Emergency shelter,’ Mike
explained briefly. ‘A safe house for anyone who needs
it.’

He didn’t say anything else about the
caravan and I didn’t ask more. I guess there wasn’t any need
to.


See you,’ I
said.


Bye Andrea. Good luck.
Come and talk again if you want to, or need to.’

We waved to each other as I drove away.

 

Inheritance

Pray about it. Yes I could do that much. I’d
been pretty good at prayer and not that very long ago either. Like
riding a bike or swimming freestyle, I guessed it was a skill that,
once learnt, would be easy to pick up again.

 

So.

I had discovered I couldn’t disinherit my
past, it was tied to me like my own shadow even when the sun wasn’t
shining. Perhaps religion was my demon.

I had to accept it was there and learn to
walk with it even if it meant hacking a path through virgin bush,
dragging the shadow or the demon of my past along behind me.
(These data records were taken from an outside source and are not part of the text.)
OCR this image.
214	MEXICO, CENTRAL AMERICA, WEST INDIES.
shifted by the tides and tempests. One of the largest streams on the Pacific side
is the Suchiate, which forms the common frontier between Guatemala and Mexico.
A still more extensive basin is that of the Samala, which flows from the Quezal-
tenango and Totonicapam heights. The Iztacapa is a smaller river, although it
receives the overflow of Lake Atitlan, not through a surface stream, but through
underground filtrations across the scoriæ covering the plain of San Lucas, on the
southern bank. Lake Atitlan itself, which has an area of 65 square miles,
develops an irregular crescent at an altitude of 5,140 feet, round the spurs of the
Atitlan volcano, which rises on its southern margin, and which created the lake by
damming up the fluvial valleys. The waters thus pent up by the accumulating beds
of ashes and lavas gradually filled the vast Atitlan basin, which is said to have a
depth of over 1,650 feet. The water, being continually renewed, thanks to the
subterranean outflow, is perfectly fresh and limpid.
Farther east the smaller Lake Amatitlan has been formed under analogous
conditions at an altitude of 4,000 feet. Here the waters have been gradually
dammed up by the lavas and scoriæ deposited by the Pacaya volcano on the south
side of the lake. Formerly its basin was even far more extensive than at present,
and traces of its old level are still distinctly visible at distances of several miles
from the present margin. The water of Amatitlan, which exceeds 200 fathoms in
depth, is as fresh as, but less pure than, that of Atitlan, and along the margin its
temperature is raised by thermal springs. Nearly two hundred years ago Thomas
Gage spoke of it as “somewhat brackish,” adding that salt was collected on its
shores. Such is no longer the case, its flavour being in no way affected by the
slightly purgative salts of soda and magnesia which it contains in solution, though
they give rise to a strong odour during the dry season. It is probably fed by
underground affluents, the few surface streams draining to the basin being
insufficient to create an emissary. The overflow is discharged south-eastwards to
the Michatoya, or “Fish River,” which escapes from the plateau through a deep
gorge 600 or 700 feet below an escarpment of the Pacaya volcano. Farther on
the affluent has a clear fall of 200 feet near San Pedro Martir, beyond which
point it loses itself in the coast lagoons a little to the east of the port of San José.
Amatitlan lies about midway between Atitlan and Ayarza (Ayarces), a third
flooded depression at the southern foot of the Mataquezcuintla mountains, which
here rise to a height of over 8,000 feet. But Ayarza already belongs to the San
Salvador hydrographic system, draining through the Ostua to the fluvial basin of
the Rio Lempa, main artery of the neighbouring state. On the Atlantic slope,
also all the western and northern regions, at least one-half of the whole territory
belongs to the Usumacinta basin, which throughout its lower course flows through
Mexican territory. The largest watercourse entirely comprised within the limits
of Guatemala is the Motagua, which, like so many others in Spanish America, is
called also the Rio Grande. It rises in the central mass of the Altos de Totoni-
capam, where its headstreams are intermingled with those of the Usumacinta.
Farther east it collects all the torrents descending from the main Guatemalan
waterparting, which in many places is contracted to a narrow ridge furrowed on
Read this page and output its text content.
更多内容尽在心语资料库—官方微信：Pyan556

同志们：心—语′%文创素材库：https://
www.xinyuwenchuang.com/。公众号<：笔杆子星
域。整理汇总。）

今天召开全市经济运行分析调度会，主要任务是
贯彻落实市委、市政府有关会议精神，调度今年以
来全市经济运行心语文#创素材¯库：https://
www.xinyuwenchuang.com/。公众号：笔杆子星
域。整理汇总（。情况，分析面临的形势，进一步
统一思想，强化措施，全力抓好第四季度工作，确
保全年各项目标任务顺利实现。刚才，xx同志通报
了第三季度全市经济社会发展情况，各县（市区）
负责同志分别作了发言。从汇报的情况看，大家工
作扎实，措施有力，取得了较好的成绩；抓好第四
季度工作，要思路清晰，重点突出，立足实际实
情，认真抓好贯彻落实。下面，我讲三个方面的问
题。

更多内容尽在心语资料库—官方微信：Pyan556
I hoped (prayed, actually) that Chris would
still want to walk with me, when I told him what I’d been doing,
who I’d been talking to, what I might end up becoming if the fates
determined things that way. I was scared he wouldn’t. I was pretty
certain he wouldn’t. But, for the first time in ages, I felt as if
I was really going somewhere.

 

STRANGE MEETING

‘You were right about the Greek salad,’
Chris says.


Was I?’


Yeah. It’s good. As good
as the real thing.’


The real thing,’ I say.
‘Tell me more about that. Did you travel much?’


A bit. But mainly I just
worked damn hard.’


Like your father
wanted.’

Chris frowns. ‘It wasn’t just him who wanted
me to achieve. It was me too.’


At our
expense.’

Chris nods, sadly. ‘I didn’t plan . . .’ His
voice reduces to a whisper.


But you did,’ I whisper
back. ‘In the end. You were like Judas the Betrayer.’


I know, I know,’ he said.
‘Do you think I haven’t regretted it ever since?’


Still, I’ve got a lot to
thank your father for,’ I said.


Do you. What for
exactly?’


He made you show your true
colours in the end,’ I say.


That’s not fair,’ says
Chris.


Isn’t it?’ I ask. ‘Didn’t
you let your demons get the better of you? Another
coffee?’

 

Speaking with the dead and some random
thoughts

I wanted to visit Gran. I hadn’t been to St
Brigid’s since the funeral. I wanted to sit quietly beside her
grave and have a chat with her. Maybe say some of the Catholic
rosary together.

I rang Chris on Saturday night to ask if he
would come with me.


Of
course,’ he said. Sounding
different
, I
thought.


Something happened?’ I
asked. It was of course a question he could just as well have asked
me.


Nothing much,’ he said.
‘Just a busy day at the library. I rang you this morning Andy but
your Mum said you were out.’


Why did you
ring?’


It’ll keep until
tomorrow,’ said Chris. ‘Where were you?’


That’ll keep until
tomorrow as well,’ I said.

Chris was silent a moment. Then, ‘Shall I
collect you?’


Yes,’ I said. ‘If you can
get the car? We haven’t been in the old Austin for a while. I’d
like that.’


See you tomorrow then,’
said Chris.


See you,’ I
said.

A little voice told me it was the beginning
of the end for us. In all honesty it was a voice I’d heard (but had
taken no notice of) at the candle protest vigil. It had whispered
again to me when I was talking with Father Mike. And I’m sure it
had spoken to me for the first time when we were up in Chris’ room
where the priest-thought had re-lodged itself in my brain.